Personalized Cancer Detection
A lot has been said during the past several years about how precision medicine and, more concretely, how genetic testing is going to disrupt the way diseases like cancer are treated. Once sequenced, a cancer tumour can have thousands of genetic mutations. But the challenge is distinguishing the mutations that contribute to tumour growth (drivers) from the neutral mutations (passengers). As not all mutations lead to cancer. Due to a mutation in a gene, there is some genetic variation developed in a gene. But the question comes, from which particular mutation this genetic variation happened in a gene. Currently this interpretation of genetic mutations is being done manually which is a very time-consuming task. Based on a gene and a variation in it, a clinical pathologist has to manually review and classify every single genetic mutation based on evidence from text-based clinical literature.
Business Problem
The workflow is as follows:
- A molecular pathologist selects a list of genetic variations of interest that he/she want to analyse.

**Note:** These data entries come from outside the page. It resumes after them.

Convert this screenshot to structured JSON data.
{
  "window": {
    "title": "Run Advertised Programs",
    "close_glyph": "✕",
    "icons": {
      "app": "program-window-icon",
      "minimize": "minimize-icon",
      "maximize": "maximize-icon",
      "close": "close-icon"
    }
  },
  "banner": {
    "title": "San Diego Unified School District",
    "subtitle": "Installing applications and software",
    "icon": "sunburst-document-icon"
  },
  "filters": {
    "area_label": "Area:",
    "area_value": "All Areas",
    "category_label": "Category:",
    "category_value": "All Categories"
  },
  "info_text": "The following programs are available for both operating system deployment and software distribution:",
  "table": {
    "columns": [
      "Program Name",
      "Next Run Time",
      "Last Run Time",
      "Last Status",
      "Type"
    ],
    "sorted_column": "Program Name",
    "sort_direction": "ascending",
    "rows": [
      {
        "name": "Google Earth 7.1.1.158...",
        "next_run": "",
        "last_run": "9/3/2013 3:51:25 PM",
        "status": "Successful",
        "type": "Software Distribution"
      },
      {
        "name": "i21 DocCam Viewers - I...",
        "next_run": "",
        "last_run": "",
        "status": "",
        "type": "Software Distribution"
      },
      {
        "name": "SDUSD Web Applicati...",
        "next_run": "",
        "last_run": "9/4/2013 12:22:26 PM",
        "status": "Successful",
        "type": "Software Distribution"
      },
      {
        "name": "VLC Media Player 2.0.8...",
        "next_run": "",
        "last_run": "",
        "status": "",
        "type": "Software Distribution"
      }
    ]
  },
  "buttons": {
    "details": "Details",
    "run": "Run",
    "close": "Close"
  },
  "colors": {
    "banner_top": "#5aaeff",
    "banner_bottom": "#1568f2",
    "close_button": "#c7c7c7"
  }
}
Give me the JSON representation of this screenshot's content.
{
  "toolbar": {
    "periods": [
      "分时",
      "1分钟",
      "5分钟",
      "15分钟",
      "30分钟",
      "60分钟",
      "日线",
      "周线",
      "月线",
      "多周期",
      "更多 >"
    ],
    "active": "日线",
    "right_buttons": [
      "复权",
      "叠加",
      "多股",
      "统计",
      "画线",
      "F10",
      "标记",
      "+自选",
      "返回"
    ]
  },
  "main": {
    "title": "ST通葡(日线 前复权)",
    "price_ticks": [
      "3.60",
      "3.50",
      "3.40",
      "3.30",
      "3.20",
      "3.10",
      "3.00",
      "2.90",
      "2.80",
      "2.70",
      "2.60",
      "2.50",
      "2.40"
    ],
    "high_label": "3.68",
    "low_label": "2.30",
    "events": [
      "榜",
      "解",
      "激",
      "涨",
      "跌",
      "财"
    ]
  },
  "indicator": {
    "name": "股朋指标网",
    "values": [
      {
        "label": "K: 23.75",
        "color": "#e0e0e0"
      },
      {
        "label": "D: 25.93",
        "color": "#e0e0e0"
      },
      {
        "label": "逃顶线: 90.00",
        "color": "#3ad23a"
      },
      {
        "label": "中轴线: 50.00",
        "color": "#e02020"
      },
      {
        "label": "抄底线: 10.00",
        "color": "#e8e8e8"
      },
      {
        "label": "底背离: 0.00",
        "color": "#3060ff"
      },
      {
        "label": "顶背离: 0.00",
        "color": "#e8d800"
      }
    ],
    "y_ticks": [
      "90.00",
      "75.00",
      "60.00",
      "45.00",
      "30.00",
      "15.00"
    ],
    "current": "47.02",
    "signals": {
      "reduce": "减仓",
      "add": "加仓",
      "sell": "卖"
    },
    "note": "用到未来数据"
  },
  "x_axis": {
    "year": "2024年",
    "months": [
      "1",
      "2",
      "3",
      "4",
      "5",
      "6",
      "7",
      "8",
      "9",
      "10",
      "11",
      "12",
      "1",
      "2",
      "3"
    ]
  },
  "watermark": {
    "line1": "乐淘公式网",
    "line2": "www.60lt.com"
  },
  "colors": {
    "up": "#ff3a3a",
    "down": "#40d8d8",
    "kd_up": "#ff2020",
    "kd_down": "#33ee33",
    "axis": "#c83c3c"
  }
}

- The molecular pathologist searches for evidence in the medical literature that somehow are relevant to the genetic variations of interest.
- Finally, this molecular pathologist spends a huge amount of time analysing the evidence related to each of the variations to classify them into any one of the 9 different classes.
Our goal here is to replace step 3 by a machine learning model. The molecular pathologist will still have to decide which variations are of interest, and also collect the relevant evidence for them. But the last step, which is also the most time consuming, will be fully automated by a machine learning model.
Problem Statement
Classify the given genetic variations/mutations based on evidence from text-based clinical literature. In this problem, we need to find the mutation-type given the gene, variation and some text data from published research.